2 Responses to “X1 Technologies Dives into the SharePoint Search Channel”

  1. E Negler on May 30th, 2008 9:22 am

    One Microsoft habit that seems hard for it to break is to continually buy companies in the same solution realm and see if they fit. Reminds of a well to do baby boomer who gets a new car every year or so.

    Microsoft on the web advertising front started with a purchase of LinkExchange, a cooperative ad network in 1998. Add (ahem) to that Overture, FAST’s Admomentum, Motionbridge, aQuantive, Medstory, and you get the idea.

    Enterprise search is not easy and Microsoft has at least three offerings for Enterprise search: Free search, SharePoint turbo ninja search and if the customer is dazed, Microsoft’s new Fast Search and Transfer us your money.

    If the past is indicative of the future expect Microsoft to end up like IBM with at least five search engines as a search strategy.

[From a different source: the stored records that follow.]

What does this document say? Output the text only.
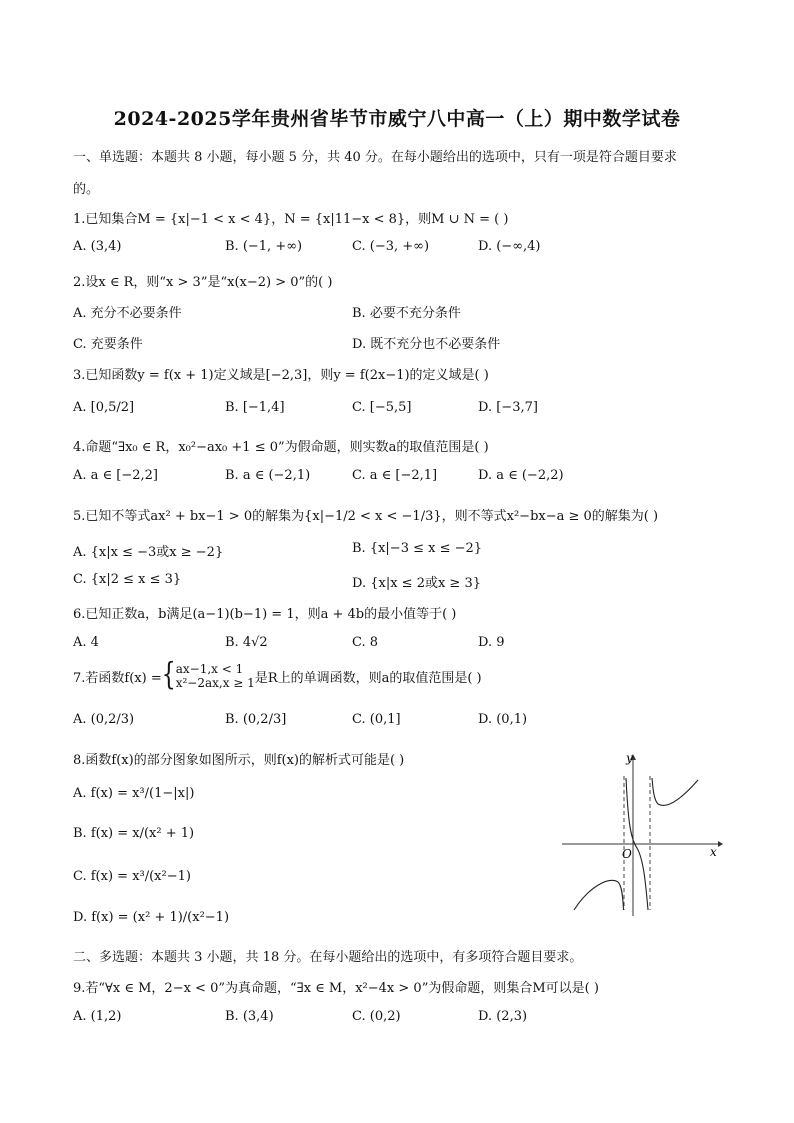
2024-2025学年贵州省毕节市威宁八中高一（上）期中数学试卷
一、单选题：本题共 8 小题，每小题 5 分，共 40 分。在每小题给出的选项中，只有一项是符合题目要求
的。
1.已知集合M = {x|−1 < x < 4}，N = {x|11−x < 8}，则M ∪ N = ( )
A. (3,4)	B. (−1, +∞)	C. (−3, +∞)	D. (−∞,4)
2.设x ∈ R，则“x > 3”是“x(x−2) > 0”的( )
A. 充分不必要条件	B. 必要不充分条件
C. 充要条件	D. 既不充分也不必要条件
3.已知函数y = f(x + 1)定义域是[−2,3]，则y = f(2x−1)的定义域是( )
A. [0,5/2]	B. [−1,4]	C. [−5,5]	D. [−3,7]
4.命题“∃x₀ ∈ R，x₀²−ax₀ +1 ≤ 0”为假命题，则实数a的取值范围是( )
A. a ∈ [−2,2]	B. a ∈ (−2,1)	C. a ∈ [−2,1]	D. a ∈ (−2,2)
5.已知不等式ax² + bx−1 > 0的解集为{x|−1/2 < x < −1/3}，则不等式x²−bx−a ≥ 0的解集为( )
A. {x|x ≤ −3或x ≥ −2}	B. {x|−3 ≤ x ≤ −2}
C. {x|2 ≤ x ≤ 3}	D. {x|x ≤ 2或x ≥ 3}
6.已知正数a，b满足(a−1)(b−1) = 1，则a + 4b的最小值等于( )
A. 4	B. 4√2	C. 8	D. 9
7.若函数f(x) ={ ax−1,x < 1
x²−2ax,x ≥ 1 是R上的单调函数，则a的取值范围是( )
A. (0,2/3)	B. (0,2/3]	C. (0,1]	D. (0,1)
8.函数f(x)的部分图象如图所示，则f(x)的解析式可能是( )
A. f(x) = x³/(1−|x|)
B. f(x) = x/(x² + 1)
C. f(x) = x³/(x²−1)
D. f(x) = (x² + 1)/(x²−1)
y
x
O
二、多选题：本题共 3 小题，共 18 分。在每小题给出的选项中，有多项符合题目要求。
9.若“∀x ∈ M，2−x < 0”为真命题，“∃x ∈ M，x²−4x > 0”为假命题，则集合M可以是( )
A. (1,2)	B. (3,4)	C. (0,2)	D. (2,3)
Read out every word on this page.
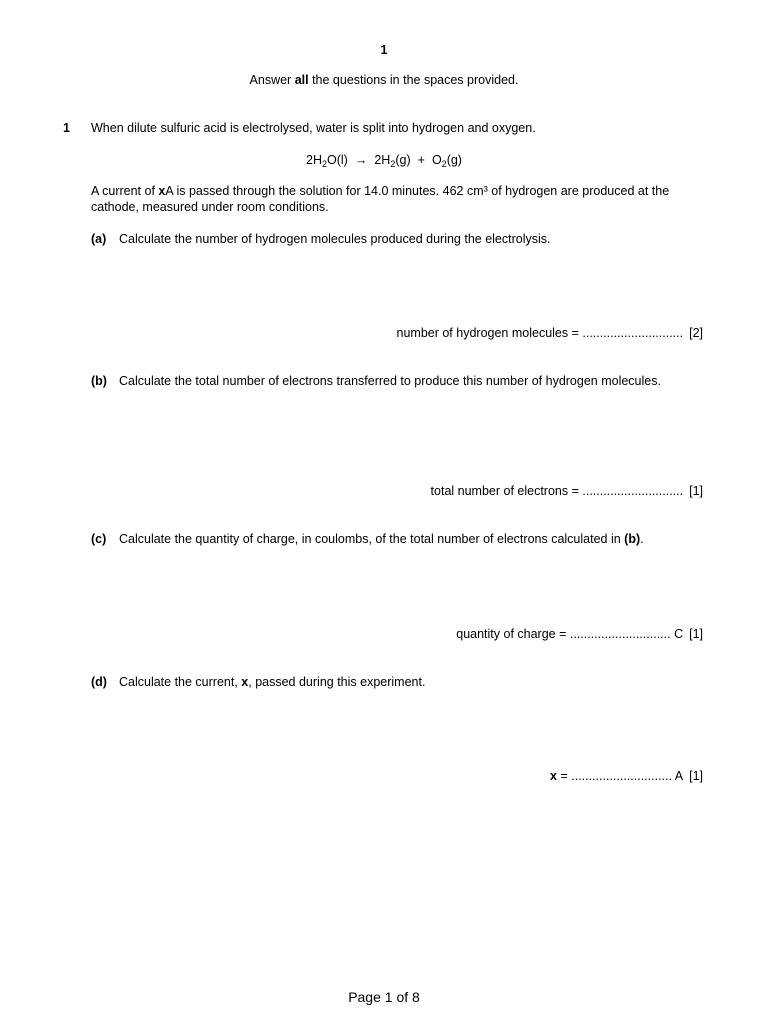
1
Answer all the questions in the spaces provided.
1 When dilute sulfuric acid is electrolysed, water is split into hydrogen and oxygen.
$2H_2O(l) \to 2H_2(g) + O_2(g)$
A current of xA is passed through the solution for 14.0 minutes. 462 cm³ of hydrogen are produced at the cathode, measured under room conditions.
(a) Calculate the number of hydrogen molecules produced during the electrolysis.
number of hydrogen molecules = ............................. [2]
(b) Calculate the total number of electrons transferred to produce this number of hydrogen molecules.
total number of electrons = ............................. [1]
(c) Calculate the quantity of charge, in coulombs, of the total number of electrons calculated in (b).
quantity of charge = ............................. C [1]
(d) Calculate the current, x, passed during this experiment.
x = ............................. A [1]
Page 1 of 8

Come to think of it, that is typically what large corporations have, about five different search engines. Hmm….

  2. Stephen E. Arnold on May 31st, 2008 1:01 am

    Eric, thanks for your comment. I find the confusion factor in enterprise search at record levels. I don’t think the trend will wane any time soon. I am now collecting emails from frustrated search PR mavens who want to webinar me into docility. I just put up a post about a recent consulting firm study that awarded every vendor in its search derby a winner’s ribbon. Search is complicated, and there aren’t too many people willing to point that out.